One of the biggest keys to the Vikings' magical 1998 season was an offensive line that featured numerous Pro Bowl talents and a lineup that had played together for years. Only one of 1998's starting offensive linemen remains — David Dixon — but the Vikings could be in the beginning stages of forming a line that lasts for years.
In 1998, it was Todd Steussie, Randall McDaniel, Jeff Christy, David Dixon and Korey Stringer that composed the starting lineup. All but Stringer started every game, and he started 14 of the 16 regular-season games. It was a cast that helped Robert Smith gain 1,187 yards on a 4.8-yard average, and Leroy Hoard averaged 4.2 yards while gaining 479 yards. Cris Carter and Randy Moss each had more than 1,000 yards receiving, Randall Cunningham threw for 3,704 yards and Brad Johnson had 747.
That was only four years ago. All but Dixon and Moss have left as starters in the offense, but there is reason for optimism this year.
The current starting manpower on the offensive line, from left to right, features rookie No. 1 pick Bryant McKinnie, Corbin Lacina and Everett Lindsay splitting time at left guard, Pro Bowl center Matt Birk, Dixon and right tackle Chris Liwienski. While that formation should serve the Vikings offense better than last year — with McKinnie much more of a natural left tackle than Brad Badger — by the start of 2003 the line could have a new look — by choice, not by force.
Before the drafting of McKinnie, tackle Lewis Kelly was getting consistent praise from head coach and former offensive line coach Mike Tice. Kelly was sent to NFL Europe this spring, where he continued to show improvement. Current offensive line coach Steve Loney took notice.
"I've graded him [Kelly] each game that he's played," Loney said of Lewis' NFL Europe experience. "I'm glad he's part of the team as well. I think he's a guy that is going to give us some snaps. This experience has been a great one for him.
"There are some games better than others, but he's done well."

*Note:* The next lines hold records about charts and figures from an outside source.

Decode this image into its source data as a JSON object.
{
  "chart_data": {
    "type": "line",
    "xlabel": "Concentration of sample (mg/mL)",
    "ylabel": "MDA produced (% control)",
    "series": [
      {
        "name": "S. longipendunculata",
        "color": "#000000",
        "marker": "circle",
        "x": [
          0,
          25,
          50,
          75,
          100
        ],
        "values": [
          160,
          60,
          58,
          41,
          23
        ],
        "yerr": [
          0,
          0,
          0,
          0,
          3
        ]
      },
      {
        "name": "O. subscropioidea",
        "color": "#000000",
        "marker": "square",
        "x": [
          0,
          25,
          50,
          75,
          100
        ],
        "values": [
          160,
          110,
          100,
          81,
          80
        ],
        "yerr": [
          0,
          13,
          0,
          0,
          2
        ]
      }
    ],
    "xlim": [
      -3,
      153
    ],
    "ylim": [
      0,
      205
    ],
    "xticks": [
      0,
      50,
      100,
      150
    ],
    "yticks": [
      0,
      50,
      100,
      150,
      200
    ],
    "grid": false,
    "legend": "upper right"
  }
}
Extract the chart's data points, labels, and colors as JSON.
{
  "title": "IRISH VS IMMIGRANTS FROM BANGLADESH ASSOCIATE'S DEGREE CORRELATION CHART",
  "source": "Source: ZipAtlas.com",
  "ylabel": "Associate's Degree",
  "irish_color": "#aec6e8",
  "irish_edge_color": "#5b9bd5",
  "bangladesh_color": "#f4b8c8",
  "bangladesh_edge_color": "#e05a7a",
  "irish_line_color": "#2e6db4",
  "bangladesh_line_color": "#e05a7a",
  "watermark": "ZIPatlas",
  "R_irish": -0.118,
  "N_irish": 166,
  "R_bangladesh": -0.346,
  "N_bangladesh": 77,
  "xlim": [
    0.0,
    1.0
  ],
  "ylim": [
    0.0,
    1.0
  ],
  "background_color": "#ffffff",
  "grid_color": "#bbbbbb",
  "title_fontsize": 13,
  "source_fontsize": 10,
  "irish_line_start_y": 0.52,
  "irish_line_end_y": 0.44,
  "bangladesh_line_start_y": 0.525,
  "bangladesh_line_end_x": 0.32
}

Although Kelly missed some time in Europe because of injuries, none was significant and nothing is expected to hinder his continued progression as an NFL offensive lineman when he reports to Mankato's training camp on July 26.
Kelly's return to the Vikings gives the future of the offensive line some options in years to come. Liwienski is still expected to hold down the right tackle spot this year, but he was moved from starting left guard to right tackle only after the death of Korey Stringer last August. Currently, opinions on Liwienski's natural position vary, but if Kelly can prove himself as a reliable backup this year who is only an opportunity away from being a full-time starter, then Liwienski could move back to guard.
Either way, Kelly is likely to stay at tackle, Loney said. "He's going to be a tackle, and you've got to see where he's going to play."
With Kelly staying at tackle, the long-term future of the line is up for debate, but it seems that the aforementioned changes could take place before 2003.
"It's tough to speculate, but you'd say if all three [McKinnie, Liwienski and Kelly] are prepared to be starters, just given body type and everything, that Chris Liwienski, until the tragedy last year, that he was going to be a guard," Loney said. "He's had training as a guard, so I guess initially you'd say that would be the thing. Without really knowing hands-on how Lewis fits in, that's all speculation."
The starting center position is probably locked up until at least 2008 with the long-term contract of Birk. Cory Withrow is the primary backup there, with Lindsay also getting some snaps as an emergency backup. Loney said he wants three centers ready to go at all times because it is a position that requires extra experience with snapping the ball and making line calls.
That leaves guard — both the current situation and the future — up for debate.
The present is Lacina and Lindsay rotating on left side.
"I consider both to be starters, because, number one, I don't think you can play [Lacina] every snap of every game for 16 straight games. He's a guy that is going to need to get a break every now and then," Loney said. "The thing about Everett Lindsay is that you hate to just set him in one spot because he has prepared at these minicamps and developmental camps at all five positions. That unbelievable versatility makes him very valuable to us."
Another rookie draft choice, Ed Ta'amu, taken in the fourth round, looked strong during the Vikings' camps last month and could be a factor — potentially a starter — in the near future.
"He's good," Loney said. "I think he'll have a long career in the NFL. He played with good base. You don't see him get knocked off his feet much. He has excellent hands. He's a strong, brute force and he is a better pass protector than I really thought he was going to be coming in. So he's exceeded my expectations. I'm really happy that we drafted him."
Ta'amu could back up at either of the guards, but it will depend on his progress between now and the end of preseason. "He's going to fill that role at some point and time. How quick, whether it is by midseason, the start of the season, all that depends on the preseason and how quickly he competes," Loney said.
Much of the future of the offensive line is dependant on a number of unknowns, but certainly the Vikings have the potential to rebuild their offensive line into a formidable group that, if they can stay together a few years, has the potential to return to the consistency of 1998.